There were mulberry limbs twined with mimosa branches leaning close to the back door. Stretching, I could barely reach the fruit hanging high above a narrow path. Mulberries for breakfast, mulberries with lunch, our teeth stained that whole week. Each of us believed the other was dreaming. Imagination wasn’t necessary. Late afternoons we took the small, crooked side streets leading to the harbor, passing scrolled awnings and furled flags, porches intaglioed by purple morning glories. A raft of eider ducks with their black bellies and white backs visible from the bleached wharf. It was July 4th, nearing dusk, when we joined the promenade up Commercial Street. Couples arm-in-arm: men with men, women with women, women with men. The smell of mud at low tide. A street musician played a Bach suite on her viola, an elegantly dressed woman sang from Carmen in faulty French. Down one clamshell alleyway, I thought I heard a bobwhite’s whistled call, perhaps answering those first explosions. Long Point Light and Pilgrim Monument always in the distance, the mast of the schooner, Rose Dorothea, threatening to rise through the library steeple. And at every open space between crowded shops, at every corner, fireworks erupting. The childrens’ moon at first quarter as the sun dropped lower. Already the days beginning to shorten.
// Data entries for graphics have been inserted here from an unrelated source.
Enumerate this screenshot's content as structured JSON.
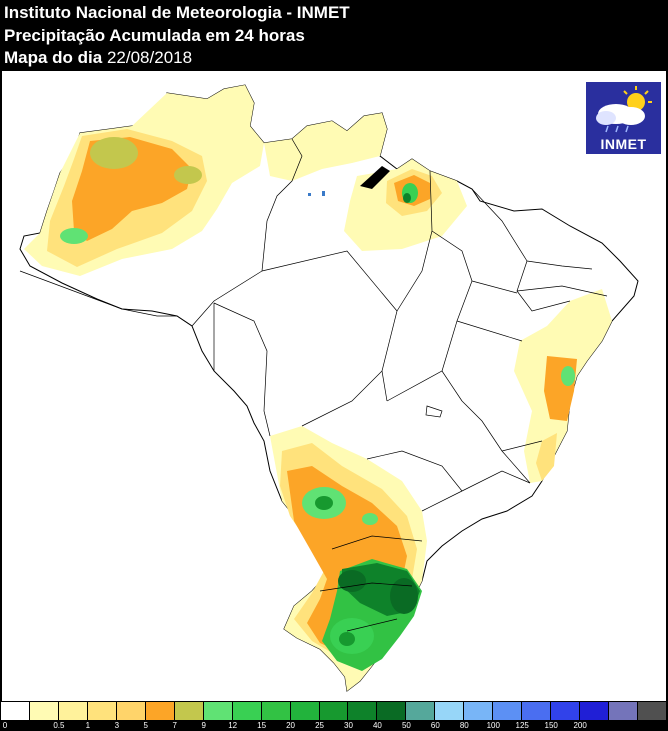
{
  "header": {
    "line1": "Instituto Nacional de Meteorologia - INMET",
    "line2": "Precipitação Acumulada em 24 horas",
    "line3_label": "Mapa do dia",
    "line3_date": "22/08/2018"
  },
  "logo": {
    "text": "INMET",
    "icon": "sun-cloud-rain-icon"
  },
  "legend": {
    "colors": [
      "#ffffff",
      "#fffbb4",
      "#fff29b",
      "#ffe27c",
      "#ffd46a",
      "#fca527",
      "#c3c74d",
      "#60e274",
      "#39d053",
      "#32c244",
      "#22b33c",
      "#17992f",
      "#0e822a",
      "#0a6b24",
      "#55a89b",
      "#97d6f8",
      "#78b5f7",
      "#5c90f4",
      "#4a6ef1",
      "#3142ea",
      "#201fd6",
      "#7474ba",
      "#505050"
    ],
    "labels": [
      "0",
      "0.5",
      "1",
      "3",
      "5",
      "7",
      "9",
      "12",
      "15",
      "20",
      "25",
      "30",
      "40",
      "50",
      "60",
      "80",
      "100",
      "125",
      "150",
      "200"
    ]
  },
  "colors": {
    "yellow1": "#fffbb4",
    "yellow2": "#ffe27c",
    "orange": "#fca527",
    "olive": "#c3c74d",
    "lightgreen": "#60e274",
    "green": "#32c244",
    "darkgreen": "#0e822a",
    "darkestgreen": "#0a6b24"
  }
}
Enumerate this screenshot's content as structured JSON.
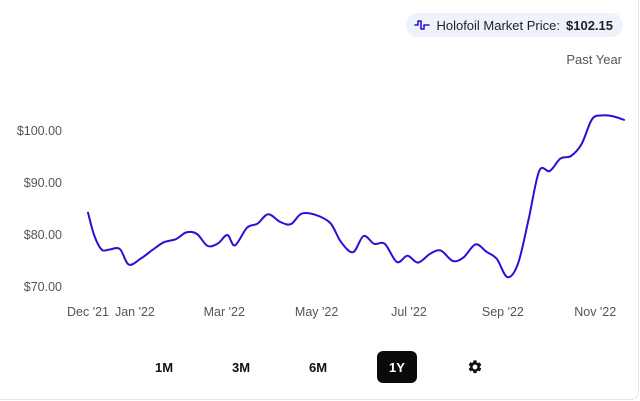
{
  "header": {
    "price_label": "Holofoil Market Price:",
    "price_value": "$102.15",
    "range_label": "Past Year",
    "icon": "waveform-icon"
  },
  "periods": [
    {
      "label": "1M",
      "active": false
    },
    {
      "label": "3M",
      "active": false
    },
    {
      "label": "6M",
      "active": false
    },
    {
      "label": "1Y",
      "active": true
    }
  ],
  "settings_icon": "gear-icon",
  "colors": {
    "line": "#2a0fd6",
    "active_bg": "#0a0a0a",
    "pill_bg": "#eef3fb"
  },
  "chart_data": {
    "type": "line",
    "title": "",
    "xlabel": "",
    "ylabel": "",
    "x_ticks": [
      "Dec '21",
      "Jan '22",
      "Mar '22",
      "May '22",
      "Jul '22",
      "Sep '22",
      "Nov '22"
    ],
    "y_ticks": [
      "$70.00",
      "$80.00",
      "$90.00",
      "$100.00"
    ],
    "y_tick_values": [
      70,
      80,
      90,
      100
    ],
    "ylim": [
      67.5,
      104
    ],
    "grid": false,
    "series": [
      {
        "name": "Holofoil Market Price",
        "points": [
          [
            "2021-12-01",
            84.3
          ],
          [
            "2021-12-05",
            80.0
          ],
          [
            "2021-12-10",
            77.2
          ],
          [
            "2021-12-15",
            77.2
          ],
          [
            "2021-12-22",
            77.3
          ],
          [
            "2021-12-28",
            74.3
          ],
          [
            "2022-01-05",
            75.5
          ],
          [
            "2022-01-12",
            77.0
          ],
          [
            "2022-01-20",
            78.6
          ],
          [
            "2022-01-28",
            79.2
          ],
          [
            "2022-02-04",
            80.5
          ],
          [
            "2022-02-11",
            80.2
          ],
          [
            "2022-02-18",
            77.9
          ],
          [
            "2022-02-25",
            78.4
          ],
          [
            "2022-03-03",
            80.0
          ],
          [
            "2022-03-08",
            78.0
          ],
          [
            "2022-03-16",
            81.4
          ],
          [
            "2022-03-23",
            82.2
          ],
          [
            "2022-03-30",
            84.0
          ],
          [
            "2022-04-07",
            82.5
          ],
          [
            "2022-04-14",
            82.1
          ],
          [
            "2022-04-21",
            84.1
          ],
          [
            "2022-04-30",
            83.9
          ],
          [
            "2022-05-10",
            82.3
          ],
          [
            "2022-05-17",
            78.7
          ],
          [
            "2022-05-25",
            76.7
          ],
          [
            "2022-06-01",
            79.8
          ],
          [
            "2022-06-08",
            78.3
          ],
          [
            "2022-06-15",
            78.3
          ],
          [
            "2022-06-23",
            74.8
          ],
          [
            "2022-06-30",
            76.0
          ],
          [
            "2022-07-07",
            74.7
          ],
          [
            "2022-07-15",
            76.4
          ],
          [
            "2022-07-22",
            77.0
          ],
          [
            "2022-07-30",
            75.0
          ],
          [
            "2022-08-06",
            75.7
          ],
          [
            "2022-08-14",
            78.2
          ],
          [
            "2022-08-21",
            76.8
          ],
          [
            "2022-08-28",
            75.4
          ],
          [
            "2022-09-04",
            71.9
          ],
          [
            "2022-09-11",
            74.5
          ],
          [
            "2022-09-18",
            83.0
          ],
          [
            "2022-09-25",
            92.3
          ],
          [
            "2022-10-02",
            92.3
          ],
          [
            "2022-10-09",
            94.7
          ],
          [
            "2022-10-16",
            95.2
          ],
          [
            "2022-10-23",
            97.5
          ],
          [
            "2022-10-30",
            102.3
          ],
          [
            "2022-11-06",
            103.0
          ],
          [
            "2022-11-13",
            102.8
          ],
          [
            "2022-11-20",
            102.15
          ]
        ]
      }
    ]
  }
}
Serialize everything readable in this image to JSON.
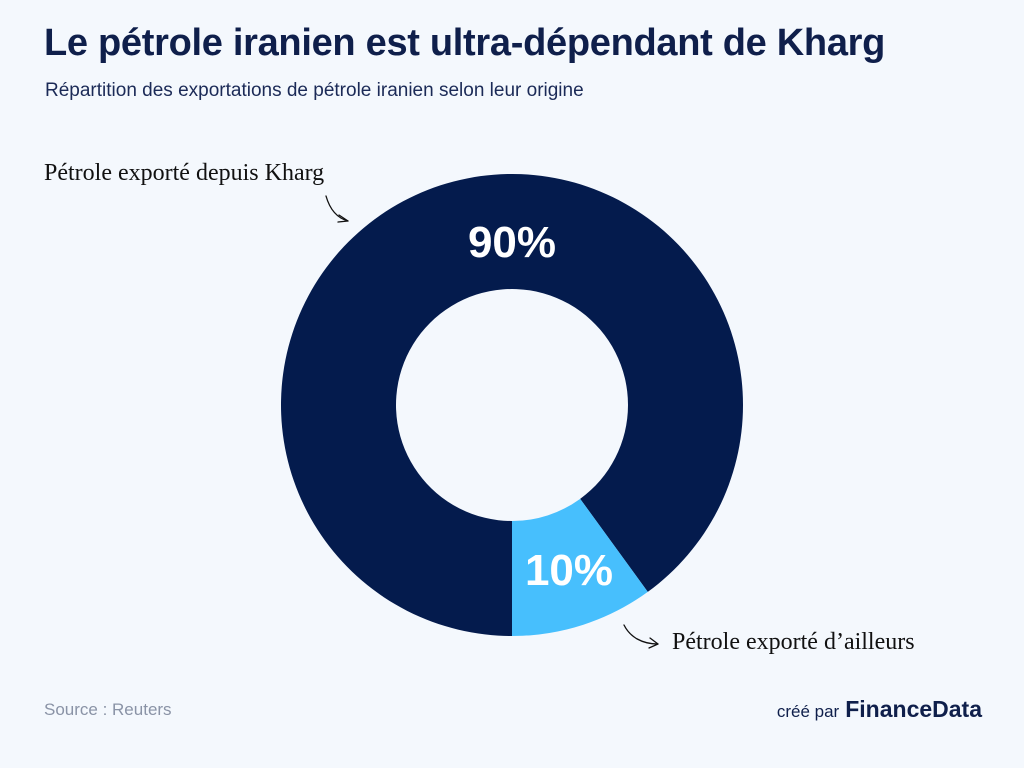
{
  "header": {
    "title": "Le pétrole iranien est ultra-dépendant de Kharg",
    "subtitle": "Répartition des exportations de pétrole iranien selon leur origine"
  },
  "chart_data": {
    "type": "pie",
    "variant": "donut",
    "title": "Le pétrole iranien est ultra-dépendant de Kharg",
    "subtitle": "Répartition des exportations de pétrole iranien selon leur origine",
    "slices": [
      {
        "label": "Pétrole exporté depuis Kharg",
        "value": 90,
        "value_label": "90%",
        "color": "#041b4d"
      },
      {
        "label": "Pétrole exporté d’ailleurs",
        "value": 10,
        "value_label": "10%",
        "color": "#47bffd"
      }
    ]
  },
  "footer": {
    "source": "Source : Reuters",
    "created_by": "créé par",
    "brand": "FinanceData"
  },
  "colors": {
    "background": "#f4f8fd",
    "title": "#0f1f4b",
    "source": "#8a93a6"
  }
}
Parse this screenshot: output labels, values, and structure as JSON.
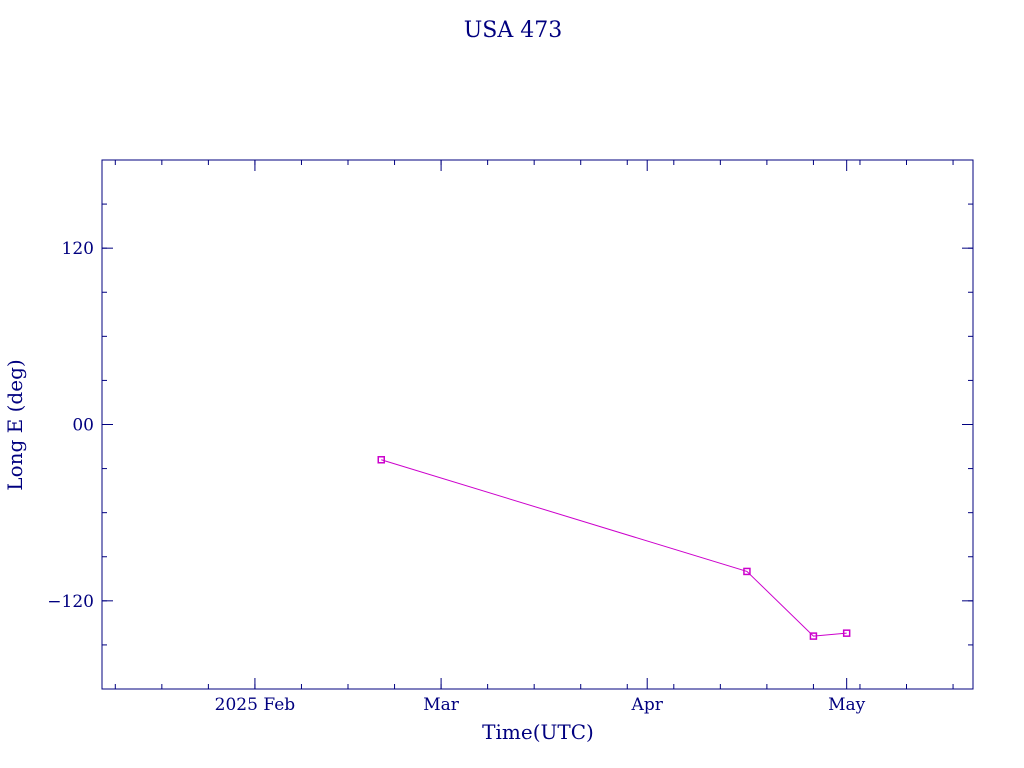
{
  "chart_data": {
    "type": "line",
    "title": "USA 473",
    "xlabel": "Time(UTC)",
    "ylabel": "Long E (deg)",
    "x_axis": {
      "type": "date",
      "range": [
        "2025-01-09",
        "2025-05-20"
      ],
      "major_ticks": [
        {
          "date": "2025-02-01",
          "label": "2025 Feb"
        },
        {
          "date": "2025-03-01",
          "label": "Mar"
        },
        {
          "date": "2025-04-01",
          "label": "Apr"
        },
        {
          "date": "2025-05-01",
          "label": "May"
        }
      ]
    },
    "y_axis": {
      "range": [
        -180,
        180
      ],
      "major_ticks": [
        {
          "value": 120,
          "label": "120"
        },
        {
          "value": 0,
          "label": "00"
        },
        {
          "value": -120,
          "label": "−120"
        }
      ],
      "minor_step": 30
    },
    "series": [
      {
        "color": "#cc00cc",
        "marker": "square",
        "points": [
          {
            "x": "2025-02-20",
            "y": -24
          },
          {
            "x": "2025-04-16",
            "y": -100
          },
          {
            "x": "2025-04-26",
            "y": -144
          },
          {
            "x": "2025-05-01",
            "y": -142
          }
        ]
      }
    ],
    "grid": false,
    "legend": "none",
    "axis_color": "#00007f"
  }
}
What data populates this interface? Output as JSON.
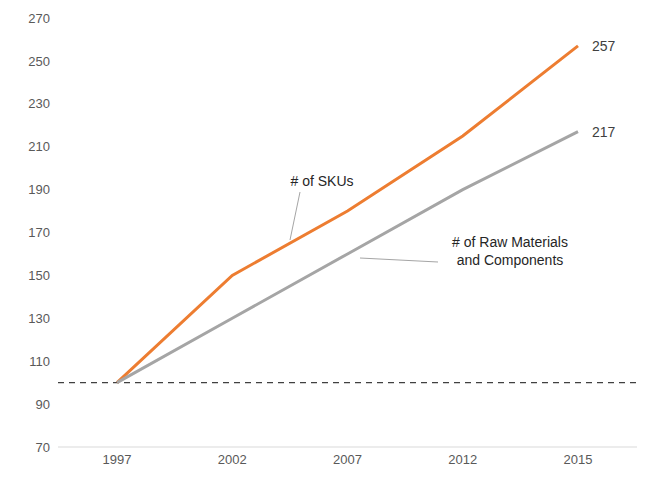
{
  "chart_data": {
    "type": "line",
    "categories": [
      "1997",
      "2002",
      "2007",
      "2012",
      "2015"
    ],
    "series": [
      {
        "name": "# of SKUs",
        "color": "#ed7d31",
        "values": [
          100,
          150,
          180,
          215,
          257
        ],
        "data_labels": true,
        "value_labels": [
          null,
          null,
          null,
          null,
          "257"
        ]
      },
      {
        "name": "# of Raw Materials\nand Components",
        "color": "#a5a5a5",
        "values": [
          100,
          130,
          160,
          190,
          217
        ],
        "data_labels": true,
        "value_labels": [
          null,
          null,
          null,
          null,
          "217"
        ]
      }
    ],
    "baseline": 100,
    "ylim": [
      70,
      270
    ],
    "yticks": [
      70,
      90,
      110,
      130,
      150,
      170,
      190,
      210,
      230,
      250,
      270
    ],
    "grid": false
  }
}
Once we reached the West End breakwater, we forgot everything. That’s what we told each other. Imagination wasn’t necessary. Each of us believing the other was dreaming. Then we swung round and strolled back, stopping in a painter’s studio where a show was being hung. The artist said, I don’t want to know what I’m painting. But every move she’d made had intention, every step we took, the bleeding berries, bobwhite calling its mate, light tumbling off runged constellations, each star in the ladder tipping over, spilling song, filling the darkness that finally stretches over lands end, the bursting flame over half the world.

 

 

Howard Faerstein’s full-length book, Dreaming of the Rain in Brooklyn, was published by Press 53. A second book, Googootz, is forthcoming in October, 2018. His poetry has appeared in such journals as RATTLE, Great River Review, and upstreet. Faerstein is Assistant Poetry Editor at Cutthroat and lives in Florence, Massachusetts.